Why tiered is the whole game¶

Empirically most tokens are unambiguous or have a dominant sense — T0 resolves the vast majority at lexicon-lookup speed. Only the ambiguous minority climbs to embeddings (T2) or the LLM (T3). This keeps the service streaming-fast and cheap, and it's the same cost-discipline as the fleet's existing llm-gateway / FinOps posture.

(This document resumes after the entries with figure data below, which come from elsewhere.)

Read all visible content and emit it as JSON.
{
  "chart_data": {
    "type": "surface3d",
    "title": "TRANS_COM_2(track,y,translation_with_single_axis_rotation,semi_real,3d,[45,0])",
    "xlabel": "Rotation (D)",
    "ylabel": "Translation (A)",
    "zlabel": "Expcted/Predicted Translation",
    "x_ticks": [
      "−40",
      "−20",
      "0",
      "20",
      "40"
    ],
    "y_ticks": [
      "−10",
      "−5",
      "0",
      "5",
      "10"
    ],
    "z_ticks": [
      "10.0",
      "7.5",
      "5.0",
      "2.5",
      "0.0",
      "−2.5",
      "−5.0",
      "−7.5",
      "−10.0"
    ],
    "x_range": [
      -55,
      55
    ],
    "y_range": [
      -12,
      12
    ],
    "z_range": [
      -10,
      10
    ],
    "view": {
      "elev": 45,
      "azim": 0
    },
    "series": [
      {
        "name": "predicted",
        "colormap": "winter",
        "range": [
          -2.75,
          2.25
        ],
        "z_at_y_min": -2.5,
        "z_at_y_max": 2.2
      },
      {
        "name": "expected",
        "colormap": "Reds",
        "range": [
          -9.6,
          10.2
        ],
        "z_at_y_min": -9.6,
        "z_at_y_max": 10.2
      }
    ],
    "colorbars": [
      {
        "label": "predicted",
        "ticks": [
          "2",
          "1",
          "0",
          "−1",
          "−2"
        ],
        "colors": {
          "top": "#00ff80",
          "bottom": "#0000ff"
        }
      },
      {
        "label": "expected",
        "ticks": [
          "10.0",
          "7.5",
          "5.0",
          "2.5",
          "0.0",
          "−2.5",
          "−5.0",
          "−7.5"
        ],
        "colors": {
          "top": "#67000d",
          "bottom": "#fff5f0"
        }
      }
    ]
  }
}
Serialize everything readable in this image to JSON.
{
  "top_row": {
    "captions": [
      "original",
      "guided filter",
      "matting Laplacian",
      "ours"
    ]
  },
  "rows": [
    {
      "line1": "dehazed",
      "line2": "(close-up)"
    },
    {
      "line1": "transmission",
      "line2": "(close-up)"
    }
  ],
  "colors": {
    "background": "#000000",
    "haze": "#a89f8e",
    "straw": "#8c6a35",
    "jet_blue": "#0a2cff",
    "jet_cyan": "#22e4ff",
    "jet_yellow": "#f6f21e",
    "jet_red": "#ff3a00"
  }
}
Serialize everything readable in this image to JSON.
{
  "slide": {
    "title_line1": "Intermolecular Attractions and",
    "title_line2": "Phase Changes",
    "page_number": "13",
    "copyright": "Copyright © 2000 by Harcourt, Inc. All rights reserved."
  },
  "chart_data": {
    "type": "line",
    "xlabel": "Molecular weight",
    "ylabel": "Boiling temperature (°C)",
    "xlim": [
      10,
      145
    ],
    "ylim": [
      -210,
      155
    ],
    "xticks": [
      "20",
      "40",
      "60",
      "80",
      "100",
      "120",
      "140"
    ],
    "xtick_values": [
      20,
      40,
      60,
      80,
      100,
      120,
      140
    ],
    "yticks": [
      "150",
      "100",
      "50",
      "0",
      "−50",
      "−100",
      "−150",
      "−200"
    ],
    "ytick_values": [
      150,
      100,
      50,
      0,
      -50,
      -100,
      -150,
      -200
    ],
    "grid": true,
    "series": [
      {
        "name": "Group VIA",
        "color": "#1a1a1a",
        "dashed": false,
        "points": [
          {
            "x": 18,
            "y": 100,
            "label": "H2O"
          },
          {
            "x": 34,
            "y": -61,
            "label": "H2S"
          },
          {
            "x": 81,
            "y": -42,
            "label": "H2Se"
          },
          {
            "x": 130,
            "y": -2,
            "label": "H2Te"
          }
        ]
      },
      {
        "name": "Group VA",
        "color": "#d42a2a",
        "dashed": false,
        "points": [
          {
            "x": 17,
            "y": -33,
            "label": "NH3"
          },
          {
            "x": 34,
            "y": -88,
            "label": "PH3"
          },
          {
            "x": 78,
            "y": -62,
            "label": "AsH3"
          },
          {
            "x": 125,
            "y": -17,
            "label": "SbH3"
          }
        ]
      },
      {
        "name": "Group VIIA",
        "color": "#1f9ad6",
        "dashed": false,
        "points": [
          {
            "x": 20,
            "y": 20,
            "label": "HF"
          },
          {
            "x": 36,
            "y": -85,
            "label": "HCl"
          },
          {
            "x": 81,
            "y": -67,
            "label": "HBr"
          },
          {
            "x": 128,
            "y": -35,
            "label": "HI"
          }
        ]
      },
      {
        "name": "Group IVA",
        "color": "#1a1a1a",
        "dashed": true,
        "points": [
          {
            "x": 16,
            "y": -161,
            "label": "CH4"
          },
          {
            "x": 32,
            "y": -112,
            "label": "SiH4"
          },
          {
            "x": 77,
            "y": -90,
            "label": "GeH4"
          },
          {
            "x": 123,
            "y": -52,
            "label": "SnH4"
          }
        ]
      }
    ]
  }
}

Revisability (the "shifts over time" requirement)¶

Each Resolution carries a validInterval and version. When later context changes a score past a hysteresis threshold, the resolver emits a Revision event (a delta, not a re-send) and bumps the version. Consumers can replay the resolution history of a span. HLC timestamps give a total order across late/out-of-order arrivals without a central clock — so two workers resolving the same stream converge.

Phased roadmap¶

P1 — Static lexicon, batch (DONE). Acronym Squasher: glossary as lexicon, whole-doc, one sense. The seed.
P2 — Streaming T0/T1. Aho-Corasick matcher + lexicon priors + window heuristics over a NATS stream; emit Disambiguation events. No ML yet. → runnable PoC: tools/disambiguator/ (context-sensitivity + revision proven; transport/KG/T2-T3 still stubbed).
P3 — Context + embeddings (T2). Domain/conversation state; local-embedder for semantic tie-breaks; synonyms via SKOS. → the ontology-fed lexicon is already prototyped: tools/disambiguator/skos-adapter.mjs turns a Fuseki SKOS CONSTRUCT into surfaces/senses/cues (graph topology = model). This is the shared-service loop: ontology pipelines feed the lexicon (SKOS → senses) and consume the output (resolved concept IRIs → entity links back into the graph).
P4 — Revisable online (T3 + feedback). HLC-ordered Revision events; llm-gateway for the hard residue; HITL-driven lexicon growth.
P5 — Cross-stream entity resolution. Same-as / identity resolution across streams (the Data-Vault same-as discipline applied to language), so BE/backend-core/"the API layer" collapse to one referent fleet-wide.

Consequences¶

Good: one capability spans acronyms + homonyms + synonyms + entities; comprehension debt is paid down continuously, not just in docs; agents get a shared, context-aware "what does this token mean here" service; reuses the existing bus + KG + embedder + LLM gateway rather than new infra.

Costs / risks: lexicon governance becomes load-bearing (who curates senses? → knowledge-ontology cluster + HITL); the LLM tier needs a hard budget cap or it eats latency/cost; eventual-consistency of revisions means consumers must handle "the answer changed"; evaluation needs real WSD/entity-linking metrics (precision/recall, accuracy@k) and a labelled set, or quality is unknowable.

Open questions¶

Sense inventory store: extend the glossary format, or model senses natively as SKOS concepts + ontology individuals from day one?
Per-stream state lifetime / eviction policy for long-lived streams.
Is the revision hysteresis global, or per-surface-learned?
Where's the line between this service and the existing ontology "sieve" (Fuseki/SHACL)?